Together those sectors employ more than 1 million people in this country and contribute £98 billion to the UK economy every year. They are very concerned about the downgrade that the Prime Minister’s political declaration will mean for the economic relationship between the UK and the EU—a downgrade not only from the close alignment we already have with the EU, but even from that envisaged in the political declaration brought forward by the right hon. Member for Maidenhead (Mrs May). That downgrade was forensically exposed by my right hon. and learned Friend the Member for Holborn and St Pancras (Keir Starmer) in Saturday’s debate.

I will give a few examples. The first is aerospace. Post Brexit, the UK will either be part of the European Union Aviation Safety Agency or it will not. EASA is a mechanism for aligning standards that ADS, the aerospace industry body, describes as “vital” for the sector. But we still have no clarity at all about whether the UK will remain a member.

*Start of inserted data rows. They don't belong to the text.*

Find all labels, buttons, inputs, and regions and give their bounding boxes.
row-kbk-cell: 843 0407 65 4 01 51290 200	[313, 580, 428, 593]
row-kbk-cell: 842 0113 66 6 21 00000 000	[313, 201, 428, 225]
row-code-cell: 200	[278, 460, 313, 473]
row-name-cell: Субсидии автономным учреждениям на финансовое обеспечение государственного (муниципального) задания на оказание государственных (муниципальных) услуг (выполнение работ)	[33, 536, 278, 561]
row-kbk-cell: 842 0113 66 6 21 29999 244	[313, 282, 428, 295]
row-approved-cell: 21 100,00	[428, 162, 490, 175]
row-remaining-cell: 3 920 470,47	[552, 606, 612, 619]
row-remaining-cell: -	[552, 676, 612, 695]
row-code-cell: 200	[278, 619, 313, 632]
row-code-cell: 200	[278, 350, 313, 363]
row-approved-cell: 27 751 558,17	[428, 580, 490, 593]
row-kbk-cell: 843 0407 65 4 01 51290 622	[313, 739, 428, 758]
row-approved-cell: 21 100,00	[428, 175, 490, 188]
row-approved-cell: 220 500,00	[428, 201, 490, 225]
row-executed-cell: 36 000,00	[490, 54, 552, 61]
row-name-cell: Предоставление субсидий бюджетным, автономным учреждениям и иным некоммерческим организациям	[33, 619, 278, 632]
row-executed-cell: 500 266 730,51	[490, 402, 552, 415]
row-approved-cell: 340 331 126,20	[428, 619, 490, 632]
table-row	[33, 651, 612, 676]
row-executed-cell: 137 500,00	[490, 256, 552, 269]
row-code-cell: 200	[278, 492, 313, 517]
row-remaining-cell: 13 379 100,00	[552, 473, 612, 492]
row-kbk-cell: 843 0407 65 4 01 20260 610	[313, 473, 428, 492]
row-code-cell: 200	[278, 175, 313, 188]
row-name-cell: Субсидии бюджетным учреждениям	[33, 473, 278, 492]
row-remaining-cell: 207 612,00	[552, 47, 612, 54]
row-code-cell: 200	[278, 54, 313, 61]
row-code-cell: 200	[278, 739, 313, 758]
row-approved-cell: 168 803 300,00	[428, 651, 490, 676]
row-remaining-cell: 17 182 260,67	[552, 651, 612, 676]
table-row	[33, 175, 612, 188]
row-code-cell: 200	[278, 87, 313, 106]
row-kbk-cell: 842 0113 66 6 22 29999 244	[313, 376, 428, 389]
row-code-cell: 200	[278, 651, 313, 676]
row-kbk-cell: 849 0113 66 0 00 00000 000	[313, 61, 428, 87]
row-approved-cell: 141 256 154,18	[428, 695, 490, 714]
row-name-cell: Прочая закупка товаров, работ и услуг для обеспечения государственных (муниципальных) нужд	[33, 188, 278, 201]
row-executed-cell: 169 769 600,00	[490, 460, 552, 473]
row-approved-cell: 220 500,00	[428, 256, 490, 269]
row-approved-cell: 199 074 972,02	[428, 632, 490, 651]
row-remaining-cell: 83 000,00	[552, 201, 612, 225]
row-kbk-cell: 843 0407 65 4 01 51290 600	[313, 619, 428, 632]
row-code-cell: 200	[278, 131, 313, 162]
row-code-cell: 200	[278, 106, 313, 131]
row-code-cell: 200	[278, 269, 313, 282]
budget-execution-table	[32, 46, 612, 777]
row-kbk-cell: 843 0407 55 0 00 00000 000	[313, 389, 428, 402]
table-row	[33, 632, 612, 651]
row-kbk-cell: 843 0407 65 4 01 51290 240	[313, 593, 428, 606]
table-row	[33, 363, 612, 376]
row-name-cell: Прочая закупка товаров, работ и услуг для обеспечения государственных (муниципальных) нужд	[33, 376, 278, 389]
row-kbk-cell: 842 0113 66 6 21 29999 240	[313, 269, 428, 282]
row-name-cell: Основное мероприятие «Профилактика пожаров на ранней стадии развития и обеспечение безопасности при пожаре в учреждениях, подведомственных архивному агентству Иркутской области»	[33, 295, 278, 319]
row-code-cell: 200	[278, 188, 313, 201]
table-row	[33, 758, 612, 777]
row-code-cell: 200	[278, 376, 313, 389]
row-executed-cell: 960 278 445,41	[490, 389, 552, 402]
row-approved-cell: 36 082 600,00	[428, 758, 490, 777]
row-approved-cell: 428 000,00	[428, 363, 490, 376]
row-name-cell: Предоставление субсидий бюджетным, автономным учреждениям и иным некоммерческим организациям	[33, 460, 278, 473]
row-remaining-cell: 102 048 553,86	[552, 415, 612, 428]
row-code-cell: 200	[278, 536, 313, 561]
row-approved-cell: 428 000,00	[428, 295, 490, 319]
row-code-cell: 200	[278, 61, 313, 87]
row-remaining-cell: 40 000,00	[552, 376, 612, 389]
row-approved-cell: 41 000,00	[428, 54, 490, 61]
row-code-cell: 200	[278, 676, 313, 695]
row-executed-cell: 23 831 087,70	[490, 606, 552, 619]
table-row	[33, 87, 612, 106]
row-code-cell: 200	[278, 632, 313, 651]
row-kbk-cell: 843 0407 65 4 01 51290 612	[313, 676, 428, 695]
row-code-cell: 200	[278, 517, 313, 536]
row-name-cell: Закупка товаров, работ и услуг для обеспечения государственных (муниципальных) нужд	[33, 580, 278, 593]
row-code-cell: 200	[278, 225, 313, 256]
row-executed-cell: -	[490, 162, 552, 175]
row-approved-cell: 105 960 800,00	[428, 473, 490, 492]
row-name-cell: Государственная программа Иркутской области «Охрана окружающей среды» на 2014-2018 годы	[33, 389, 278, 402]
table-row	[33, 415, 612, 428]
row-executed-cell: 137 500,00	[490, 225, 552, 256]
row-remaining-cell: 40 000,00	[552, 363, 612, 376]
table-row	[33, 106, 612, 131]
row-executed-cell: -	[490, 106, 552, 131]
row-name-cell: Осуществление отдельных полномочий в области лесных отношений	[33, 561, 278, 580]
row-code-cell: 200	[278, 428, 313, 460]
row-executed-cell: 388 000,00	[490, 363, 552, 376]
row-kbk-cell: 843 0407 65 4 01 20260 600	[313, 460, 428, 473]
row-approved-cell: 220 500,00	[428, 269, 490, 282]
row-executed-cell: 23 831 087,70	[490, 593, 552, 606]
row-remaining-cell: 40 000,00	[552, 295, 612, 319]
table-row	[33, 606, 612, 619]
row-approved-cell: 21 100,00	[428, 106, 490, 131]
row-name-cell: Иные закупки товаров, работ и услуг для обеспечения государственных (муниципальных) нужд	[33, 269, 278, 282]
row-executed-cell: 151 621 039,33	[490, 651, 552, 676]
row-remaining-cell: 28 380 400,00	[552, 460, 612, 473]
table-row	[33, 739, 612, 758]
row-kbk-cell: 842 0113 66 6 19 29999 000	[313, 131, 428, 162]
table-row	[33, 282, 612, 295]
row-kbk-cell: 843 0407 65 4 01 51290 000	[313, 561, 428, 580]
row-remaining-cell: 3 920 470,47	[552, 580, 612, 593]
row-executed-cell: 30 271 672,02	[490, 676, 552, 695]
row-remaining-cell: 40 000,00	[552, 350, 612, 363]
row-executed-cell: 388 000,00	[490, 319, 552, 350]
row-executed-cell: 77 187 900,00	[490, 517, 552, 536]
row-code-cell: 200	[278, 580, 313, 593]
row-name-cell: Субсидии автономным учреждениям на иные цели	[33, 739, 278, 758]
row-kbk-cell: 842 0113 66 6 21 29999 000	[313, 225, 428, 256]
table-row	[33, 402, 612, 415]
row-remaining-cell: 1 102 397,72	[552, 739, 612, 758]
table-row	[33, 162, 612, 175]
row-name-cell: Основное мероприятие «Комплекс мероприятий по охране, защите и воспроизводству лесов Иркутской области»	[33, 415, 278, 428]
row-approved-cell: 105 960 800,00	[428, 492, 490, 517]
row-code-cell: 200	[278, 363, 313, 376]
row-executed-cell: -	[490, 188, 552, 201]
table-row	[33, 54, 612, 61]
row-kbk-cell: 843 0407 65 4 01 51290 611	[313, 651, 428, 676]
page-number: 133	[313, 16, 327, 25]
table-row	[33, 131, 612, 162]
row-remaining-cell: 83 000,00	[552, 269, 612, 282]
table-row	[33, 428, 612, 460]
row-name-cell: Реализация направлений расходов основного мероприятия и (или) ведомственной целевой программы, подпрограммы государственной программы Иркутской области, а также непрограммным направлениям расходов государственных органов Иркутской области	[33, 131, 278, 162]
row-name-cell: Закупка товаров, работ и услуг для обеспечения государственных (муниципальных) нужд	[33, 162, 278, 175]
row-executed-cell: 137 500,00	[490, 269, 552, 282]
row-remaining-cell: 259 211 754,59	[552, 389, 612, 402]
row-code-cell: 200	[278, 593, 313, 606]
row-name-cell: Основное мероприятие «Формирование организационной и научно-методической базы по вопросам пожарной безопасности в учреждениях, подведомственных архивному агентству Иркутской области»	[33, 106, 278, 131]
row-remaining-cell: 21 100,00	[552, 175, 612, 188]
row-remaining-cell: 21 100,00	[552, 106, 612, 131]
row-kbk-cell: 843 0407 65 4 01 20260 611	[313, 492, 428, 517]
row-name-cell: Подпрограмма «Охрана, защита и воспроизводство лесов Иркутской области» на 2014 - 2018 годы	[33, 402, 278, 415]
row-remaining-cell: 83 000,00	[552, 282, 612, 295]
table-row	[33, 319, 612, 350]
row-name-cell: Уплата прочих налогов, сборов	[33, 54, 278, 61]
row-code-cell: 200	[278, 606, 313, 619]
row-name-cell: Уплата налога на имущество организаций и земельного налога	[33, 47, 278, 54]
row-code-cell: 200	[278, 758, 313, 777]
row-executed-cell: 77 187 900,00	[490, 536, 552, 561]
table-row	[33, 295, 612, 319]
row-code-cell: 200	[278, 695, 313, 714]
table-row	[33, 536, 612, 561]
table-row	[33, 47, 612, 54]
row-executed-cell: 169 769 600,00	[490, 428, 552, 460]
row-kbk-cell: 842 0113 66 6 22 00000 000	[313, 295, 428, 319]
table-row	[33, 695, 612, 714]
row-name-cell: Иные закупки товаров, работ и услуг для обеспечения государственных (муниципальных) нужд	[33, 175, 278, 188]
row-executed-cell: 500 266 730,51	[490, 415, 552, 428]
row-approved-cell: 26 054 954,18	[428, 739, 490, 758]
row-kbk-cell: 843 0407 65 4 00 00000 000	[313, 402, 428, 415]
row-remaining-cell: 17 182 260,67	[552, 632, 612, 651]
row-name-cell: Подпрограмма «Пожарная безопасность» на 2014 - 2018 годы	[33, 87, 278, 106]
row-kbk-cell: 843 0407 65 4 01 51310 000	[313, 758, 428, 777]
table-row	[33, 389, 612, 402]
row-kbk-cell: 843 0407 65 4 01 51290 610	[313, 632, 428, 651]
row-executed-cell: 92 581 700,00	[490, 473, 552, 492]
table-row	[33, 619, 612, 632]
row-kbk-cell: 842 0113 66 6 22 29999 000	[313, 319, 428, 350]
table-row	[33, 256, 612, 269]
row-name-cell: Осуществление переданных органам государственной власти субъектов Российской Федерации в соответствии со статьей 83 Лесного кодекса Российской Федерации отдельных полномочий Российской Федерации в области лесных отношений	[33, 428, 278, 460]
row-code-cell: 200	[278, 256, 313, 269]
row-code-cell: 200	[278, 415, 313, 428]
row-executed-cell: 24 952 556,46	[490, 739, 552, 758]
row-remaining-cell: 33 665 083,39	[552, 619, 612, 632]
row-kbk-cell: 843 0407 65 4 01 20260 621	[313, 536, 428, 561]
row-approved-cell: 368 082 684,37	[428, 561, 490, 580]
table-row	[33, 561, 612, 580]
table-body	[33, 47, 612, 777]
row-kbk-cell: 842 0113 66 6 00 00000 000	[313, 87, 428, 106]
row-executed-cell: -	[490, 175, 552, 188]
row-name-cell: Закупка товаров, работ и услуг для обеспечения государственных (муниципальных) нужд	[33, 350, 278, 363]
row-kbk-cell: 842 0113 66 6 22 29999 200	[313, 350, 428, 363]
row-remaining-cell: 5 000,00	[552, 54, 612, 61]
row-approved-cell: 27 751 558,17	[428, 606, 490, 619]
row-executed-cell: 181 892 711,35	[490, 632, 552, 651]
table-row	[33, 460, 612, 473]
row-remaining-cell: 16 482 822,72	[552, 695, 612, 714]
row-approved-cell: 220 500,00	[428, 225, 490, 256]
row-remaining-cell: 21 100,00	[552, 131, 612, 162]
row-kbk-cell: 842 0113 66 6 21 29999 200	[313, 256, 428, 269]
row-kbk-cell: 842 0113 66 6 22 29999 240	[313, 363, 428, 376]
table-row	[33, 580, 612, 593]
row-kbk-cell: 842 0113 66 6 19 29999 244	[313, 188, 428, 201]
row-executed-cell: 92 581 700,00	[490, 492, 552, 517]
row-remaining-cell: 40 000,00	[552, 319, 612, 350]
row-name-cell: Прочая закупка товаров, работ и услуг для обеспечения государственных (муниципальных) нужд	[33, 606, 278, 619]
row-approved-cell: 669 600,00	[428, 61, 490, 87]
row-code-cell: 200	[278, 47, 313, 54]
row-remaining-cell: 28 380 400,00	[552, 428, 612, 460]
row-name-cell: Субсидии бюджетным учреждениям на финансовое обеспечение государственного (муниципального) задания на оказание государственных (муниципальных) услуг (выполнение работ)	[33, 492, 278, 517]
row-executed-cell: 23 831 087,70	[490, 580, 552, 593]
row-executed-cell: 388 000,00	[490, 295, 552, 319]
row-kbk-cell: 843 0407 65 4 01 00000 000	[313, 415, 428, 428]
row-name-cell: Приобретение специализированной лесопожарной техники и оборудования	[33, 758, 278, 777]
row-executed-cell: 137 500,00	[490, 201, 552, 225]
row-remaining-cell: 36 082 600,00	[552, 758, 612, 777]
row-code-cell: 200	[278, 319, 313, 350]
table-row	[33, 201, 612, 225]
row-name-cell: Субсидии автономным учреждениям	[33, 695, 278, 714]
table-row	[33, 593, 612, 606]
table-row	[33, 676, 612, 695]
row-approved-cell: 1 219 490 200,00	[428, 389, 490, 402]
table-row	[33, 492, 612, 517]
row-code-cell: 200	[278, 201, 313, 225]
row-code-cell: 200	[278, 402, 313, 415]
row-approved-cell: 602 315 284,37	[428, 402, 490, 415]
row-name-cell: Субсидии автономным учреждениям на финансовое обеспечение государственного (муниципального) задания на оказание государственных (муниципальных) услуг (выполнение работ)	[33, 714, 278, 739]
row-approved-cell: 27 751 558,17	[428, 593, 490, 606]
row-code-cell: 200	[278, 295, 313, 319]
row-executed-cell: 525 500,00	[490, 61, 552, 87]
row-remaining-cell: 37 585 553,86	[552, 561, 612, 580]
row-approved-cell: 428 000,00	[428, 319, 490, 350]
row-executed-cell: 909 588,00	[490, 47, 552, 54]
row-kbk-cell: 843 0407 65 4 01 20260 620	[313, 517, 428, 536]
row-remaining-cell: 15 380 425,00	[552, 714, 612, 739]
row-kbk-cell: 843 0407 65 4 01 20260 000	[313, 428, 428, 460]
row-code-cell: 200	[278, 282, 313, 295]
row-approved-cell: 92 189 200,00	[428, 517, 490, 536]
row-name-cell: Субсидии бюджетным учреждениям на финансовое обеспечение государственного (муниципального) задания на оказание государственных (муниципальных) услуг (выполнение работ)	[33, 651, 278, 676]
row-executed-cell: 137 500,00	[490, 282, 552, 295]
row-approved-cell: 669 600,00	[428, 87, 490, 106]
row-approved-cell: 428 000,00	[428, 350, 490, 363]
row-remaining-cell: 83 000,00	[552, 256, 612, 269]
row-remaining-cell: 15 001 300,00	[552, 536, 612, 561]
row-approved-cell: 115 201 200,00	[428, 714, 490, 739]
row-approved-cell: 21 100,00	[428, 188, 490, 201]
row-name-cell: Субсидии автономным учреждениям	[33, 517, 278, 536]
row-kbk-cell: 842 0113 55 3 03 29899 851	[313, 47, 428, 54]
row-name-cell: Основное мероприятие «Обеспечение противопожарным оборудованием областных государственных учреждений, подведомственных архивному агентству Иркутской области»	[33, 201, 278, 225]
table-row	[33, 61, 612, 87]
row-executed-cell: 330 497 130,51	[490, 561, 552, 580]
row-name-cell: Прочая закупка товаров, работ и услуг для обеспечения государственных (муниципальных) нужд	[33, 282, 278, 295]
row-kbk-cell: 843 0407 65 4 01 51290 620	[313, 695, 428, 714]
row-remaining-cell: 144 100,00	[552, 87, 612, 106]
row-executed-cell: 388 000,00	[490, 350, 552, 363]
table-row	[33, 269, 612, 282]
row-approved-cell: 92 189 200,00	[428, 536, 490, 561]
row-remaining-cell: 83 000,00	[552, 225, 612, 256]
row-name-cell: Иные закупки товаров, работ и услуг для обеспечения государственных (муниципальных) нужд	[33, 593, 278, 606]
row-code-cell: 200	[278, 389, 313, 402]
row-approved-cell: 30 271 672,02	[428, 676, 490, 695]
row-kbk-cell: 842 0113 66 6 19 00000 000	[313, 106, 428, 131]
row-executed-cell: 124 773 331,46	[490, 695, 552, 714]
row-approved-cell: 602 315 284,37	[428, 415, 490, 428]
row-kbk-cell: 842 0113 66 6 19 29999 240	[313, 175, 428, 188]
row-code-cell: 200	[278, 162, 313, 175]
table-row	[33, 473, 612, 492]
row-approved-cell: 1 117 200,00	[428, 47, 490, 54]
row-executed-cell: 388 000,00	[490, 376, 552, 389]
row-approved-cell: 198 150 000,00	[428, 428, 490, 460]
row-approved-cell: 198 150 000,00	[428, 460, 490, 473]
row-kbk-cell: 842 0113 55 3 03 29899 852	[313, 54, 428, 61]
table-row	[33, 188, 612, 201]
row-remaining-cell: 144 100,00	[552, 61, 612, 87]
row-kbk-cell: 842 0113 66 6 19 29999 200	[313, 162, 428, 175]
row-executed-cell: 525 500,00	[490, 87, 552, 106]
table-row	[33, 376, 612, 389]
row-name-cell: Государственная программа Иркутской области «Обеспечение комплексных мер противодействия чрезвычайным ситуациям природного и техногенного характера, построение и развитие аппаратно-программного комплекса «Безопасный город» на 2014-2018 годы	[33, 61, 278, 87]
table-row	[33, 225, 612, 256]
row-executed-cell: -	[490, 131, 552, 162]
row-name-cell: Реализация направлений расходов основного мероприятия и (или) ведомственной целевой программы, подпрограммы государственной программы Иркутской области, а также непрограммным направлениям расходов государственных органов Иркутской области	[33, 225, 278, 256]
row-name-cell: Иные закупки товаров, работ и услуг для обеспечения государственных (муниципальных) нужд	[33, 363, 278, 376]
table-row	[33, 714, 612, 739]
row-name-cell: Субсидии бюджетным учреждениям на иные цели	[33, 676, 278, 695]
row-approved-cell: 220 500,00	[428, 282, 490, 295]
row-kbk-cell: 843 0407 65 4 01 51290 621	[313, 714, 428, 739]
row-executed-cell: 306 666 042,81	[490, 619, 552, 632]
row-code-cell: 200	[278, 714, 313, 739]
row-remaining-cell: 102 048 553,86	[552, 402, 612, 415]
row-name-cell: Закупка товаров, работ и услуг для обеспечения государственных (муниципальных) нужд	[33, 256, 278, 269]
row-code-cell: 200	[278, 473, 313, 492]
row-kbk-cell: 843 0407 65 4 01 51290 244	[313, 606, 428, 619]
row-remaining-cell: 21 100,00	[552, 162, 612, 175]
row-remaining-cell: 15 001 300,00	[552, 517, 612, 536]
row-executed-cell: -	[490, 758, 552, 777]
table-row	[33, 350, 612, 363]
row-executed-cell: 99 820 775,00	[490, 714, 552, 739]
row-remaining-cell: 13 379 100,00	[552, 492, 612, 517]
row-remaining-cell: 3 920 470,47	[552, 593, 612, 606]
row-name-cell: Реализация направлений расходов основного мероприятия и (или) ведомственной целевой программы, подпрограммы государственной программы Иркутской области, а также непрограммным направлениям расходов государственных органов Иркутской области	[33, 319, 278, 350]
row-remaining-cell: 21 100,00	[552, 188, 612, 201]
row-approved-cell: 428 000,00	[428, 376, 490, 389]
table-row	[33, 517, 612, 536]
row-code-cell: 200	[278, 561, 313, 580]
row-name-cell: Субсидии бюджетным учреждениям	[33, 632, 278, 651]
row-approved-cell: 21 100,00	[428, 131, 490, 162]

Chemicals is not only a key industry in its own right, but an essential part of the aerospace supply chain. Sixty per cent. of UK chemical exports go to the EU and 75% of the UK’s chemical imports come from the EU. Chemicals or products containing them are bought, developed and sold backwards and forwards repeatedly between the EU and the UK. That can only happen without checks and delays and because they are governed by a common set of regulatory standards held in place by the UK’s being part of the EU’s REACH—registration, evaluation, authorisation and restriction of chemicals—safety programme. Will we stay part of that after Brexit? We simply do not know and the political declaration leaves us none the wiser.

The automotive sector is the UK’s biggest single exporter of goods. We know that WTO tariffs, which would immediately kick in in the event of a no-deal Brexit, would be a hammer blow for the industry. However, it is not just avoiding no deal that is important; it is also about having a common rulebook of regulatory standards that remove the need for checks on goods that move over national borders.

I say to Ministers that constantly repeating the mantra that they are looking to have a “best in class”—their words—free trade agreement just will not cut it. That will not cut it, unless they provide the real and specific answers that are needed to the real and specific questions that UK industry has put to them. Unless they do that, either we will be back to the disaster that a no-deal Brexit would mean for our economy, or we will end up with something so half-baked that UK competitiveness will end up in a not very slow-motion car crash.